Afrique du Sud: le long chemin des Springboks vers l’égalité raciale
L’objectif affiché de la Fédération sud-africaine de rugby est d’avoir 50% de « non-blancs » chez les Springboks d’ici 2019: mais recruter, former et imposer des joueurs noirs de haut niveau reste un immense défi pour ce sport, bastion historique de la culture afrikaaner blanche.
Presque vingt ans ont passé depuis que Nelson Mandela, revêtu du mythique maillot vert et or, remettait la Coupe du monde au capitaine François Pienaard, devant un peuple en liesse. A l’époque, l’ailier Chester Williams, seul non-blanc de l’équipe, symbolisait l’avenir de cette toute jeune « nation arc-en-ciel » où toutes les couleurs de peau devaient finir par se mêler.
Une génération a passé. La présence de joueurs noirs dans les équipes professionnelles est maintenant chose courante. Mais le gouvernement et une partie de la société civile estiment que l’intégration au sommet se fait beaucoup trop lentement, dans un pays où les Blancs ne représentent que 8% de la population.
Samedi, lors du match du Four-Nations perdu en Australie, seuls trois non-blancs (les ailiers Habana et Hendricks et le pilier Mtawarira) étaient dans le XV de départ. Sept font partie du groupe de 30 qui s’est envolé pour l’Océanie.
La Fédération sud-africaine (SARU) évoque depuis longtemps l’idée de quotas. Un projet prévoit, dès la saison prochaine, d’imposer la présence de sept « non-blancs » dans le groupe de 23, dont cinq obligatoirement sur le terrain à chaque instant du match.
« Ce projet a été élaboré en commun avec le Comité national olympique et le ministère des Sports, il doit maintenant être approuvé » par les organes dirigeants de la SARU, indique un communiqué de la Fédération.

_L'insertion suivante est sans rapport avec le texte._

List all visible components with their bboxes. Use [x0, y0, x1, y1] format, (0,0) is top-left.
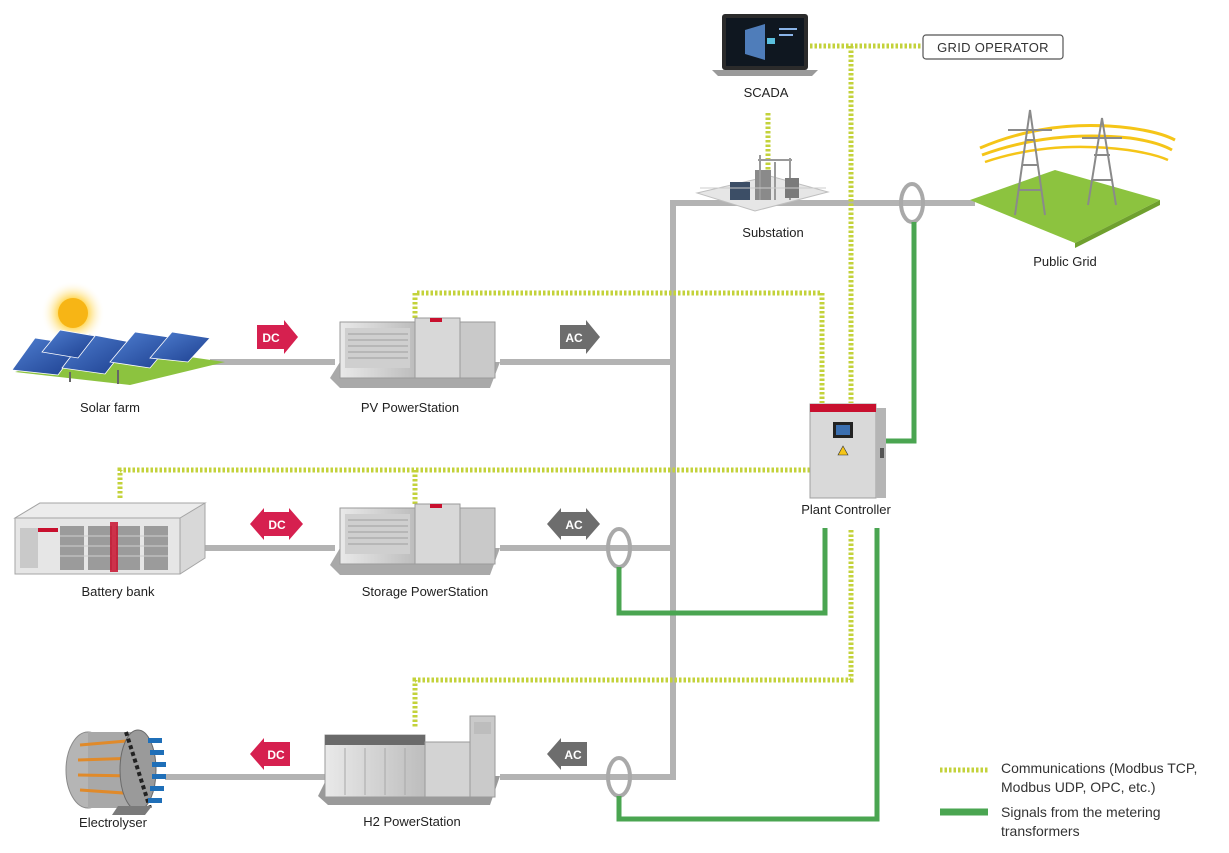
pv-ac-text: AC	[565, 331, 583, 345]
pv-dc-badge: DC	[257, 320, 298, 354]
plant-controller-label: Plant Controller	[801, 502, 891, 517]
communication-lines	[117, 43, 922, 728]
storage-ac-badge: AC	[547, 508, 600, 540]
battery-bank-label: Battery bank	[82, 584, 155, 599]
h2-ac-badge: AC	[547, 738, 587, 770]
h2-dc-badge: DC	[250, 738, 290, 770]
pv-dc-text: DC	[262, 331, 280, 345]
legend: Communications (Modbus TCP, Modbus UDP, …	[940, 760, 1197, 839]
signal-lines	[616, 222, 917, 822]
power-lines	[165, 200, 975, 780]
storage-dc-text: DC	[268, 518, 286, 532]
electrolyser-label: Electrolyser	[79, 815, 148, 830]
legend-signals-line1: Signals from the metering	[1001, 804, 1161, 820]
storage-powerstation-illustration	[330, 503, 500, 575]
electrolyser-illustration	[65, 729, 166, 815]
pv-powerstation-illustration	[330, 317, 500, 388]
h2-ac-text: AC	[564, 748, 582, 762]
h2-powerstation-label: H2 PowerStation	[363, 814, 461, 829]
public-grid-label: Public Grid	[1033, 254, 1097, 269]
storage-powerstation-label: Storage PowerStation	[362, 584, 488, 599]
pv-powerstation-label: PV PowerStation	[361, 400, 459, 415]
h2-powerstation-illustration	[318, 715, 500, 805]
scada-label: SCADA	[744, 85, 789, 100]
legend-communications-line1: Communications (Modbus TCP,	[1001, 760, 1197, 776]
battery-bank-illustration	[13, 502, 207, 575]
grid-operator-label: GRID OPERATOR	[937, 40, 1049, 55]
storage-dc-badge: DC	[250, 508, 303, 540]
storage-ac-text: AC	[565, 518, 583, 532]
legend-communications-line2: Modbus UDP, OPC, etc.)	[1001, 779, 1156, 795]
legend-signals-line2: transformers	[1001, 823, 1080, 839]
solar-farm-illustration	[11, 281, 225, 385]
scada-laptop	[712, 14, 818, 76]
grid-operator-box: GRID OPERATOR	[922, 34, 1064, 60]
public-grid-illustration	[970, 109, 1176, 248]
solar-farm-label: Solar farm	[80, 400, 140, 415]
h2-dc-text: DC	[267, 748, 285, 762]
plant-controller-illustration	[809, 403, 886, 499]
substation-illustration	[695, 155, 830, 212]
pv-ac-badge: AC	[560, 320, 600, 354]
substation-label: Substation	[742, 225, 803, 240]
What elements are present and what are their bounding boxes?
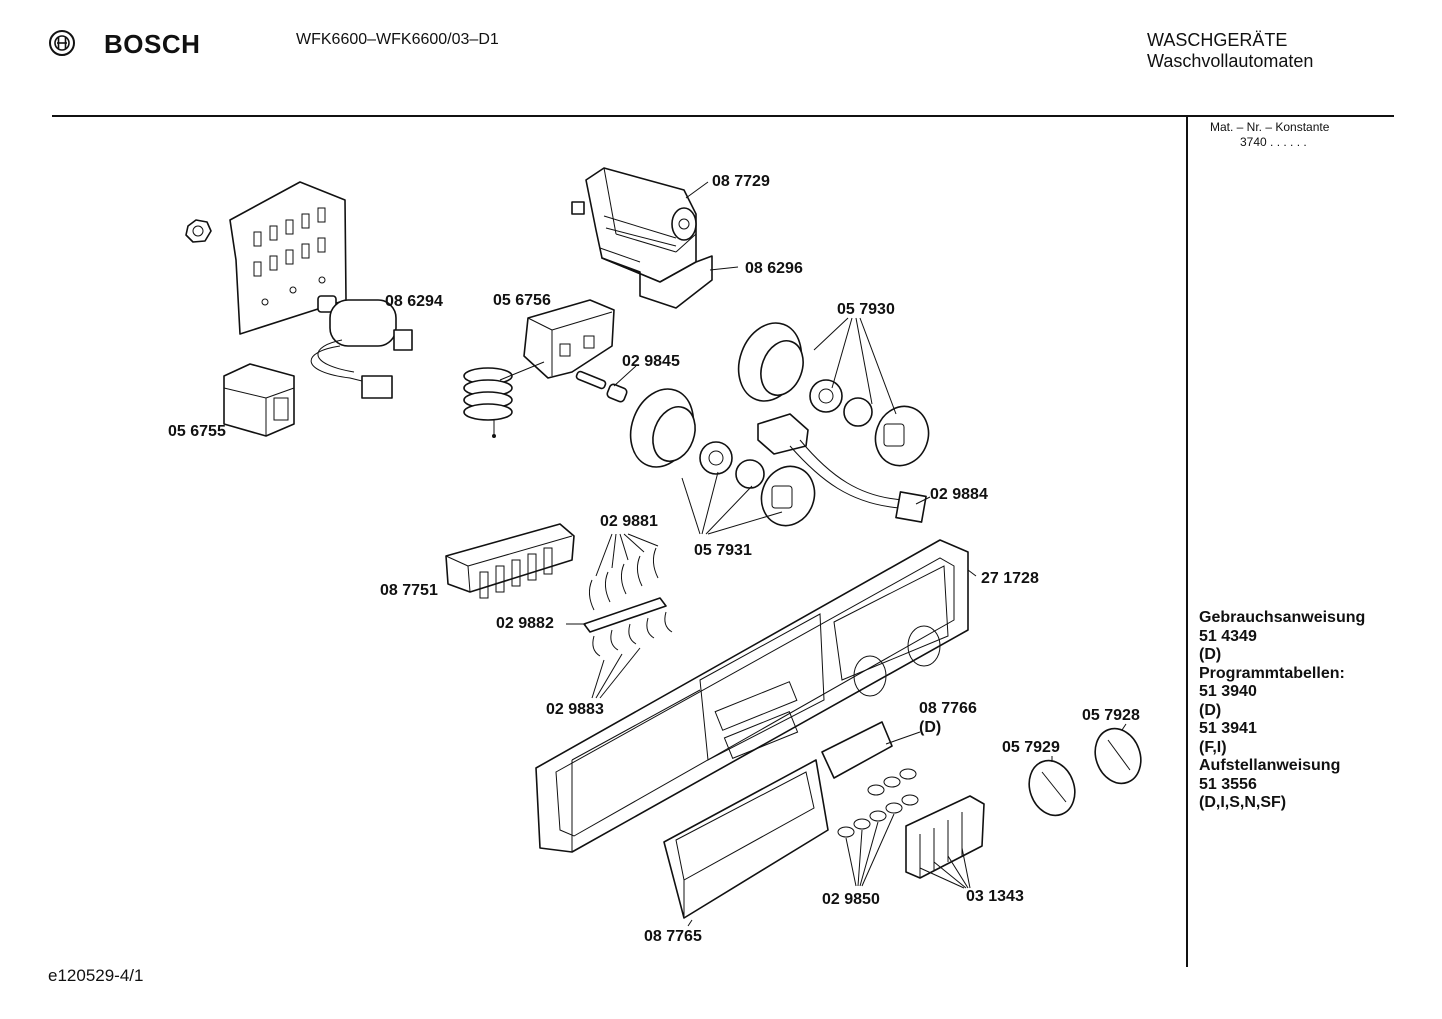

Et pour 2019, l’objectif affiché est d’avoir 50% de non-blancs non seulement dans l’équipe phare du rugby sud-africain, mais aussi dans les équipes de jeunes et en Currie Cup, le championnat sud-africain, pépinière de futurs internationaux.
– L’archevêque dans la mêlée –
Les critiques contre la politique raciale des Springboks ont repris de plus belle depuis l’arrivée du sélectionneur Heyneke Meyer, qui a rappelé plusieurs cadres trentenaires blancs pour le tournoi en cours, plutôt que de donner leur chance à de jeunes espoirs noirs ou métis. Deux victoires peu convaincantes contre l’Argentine et une défaite contre l’Australie ne lui ont pas vraiment donné raison.
« Meyer a fait des choix curieux et n’a pas réussi à reconstruire l’équipe, et de plus il a perdu le contact avec la réalité du pays dans lequel il vit », commentait vivement le redouté journaliste sportif Dan Retief dans un récent éditorial.
Même l’archevêque Desmond Tutu, conscience morale de l’Afrique du Sud, est récemment entré dans la mêlée en déplorant la lenteur de l’intégration raciale dans le rugby. « Ce qui est particulièrement choquant, c’est la sélection de joueurs noirs comme joueurs marginaux, à qui on ne donne jamais une chance de s’installer en sélection et d’en devenir des cadres », a dénoncé le prix Nobel de la Paix.
Le ministre des Sports Fikile Mbalula, qui avait provoqué la polémique en avril en menaçant de sanctions les fédérations qui ne respecteraient pas les quotas, est revenu sur ces propos début septembre. Son projet est désormais de signer avec chaque fédération sportive un contrat d’engagement sur l’intégration raciale.
« Nous ne parlons plus seulement des équipes nationales, nous parlons de développement (. . . ) d’un processus d’intégration. Notre approche va du bas vers le haut », a-t-il dit devant le parlement, soulignant la nécessité pour chaque sport de promouvoir les joueurs de toutes origines dès le plus jeune âge, à l’école et en clubs.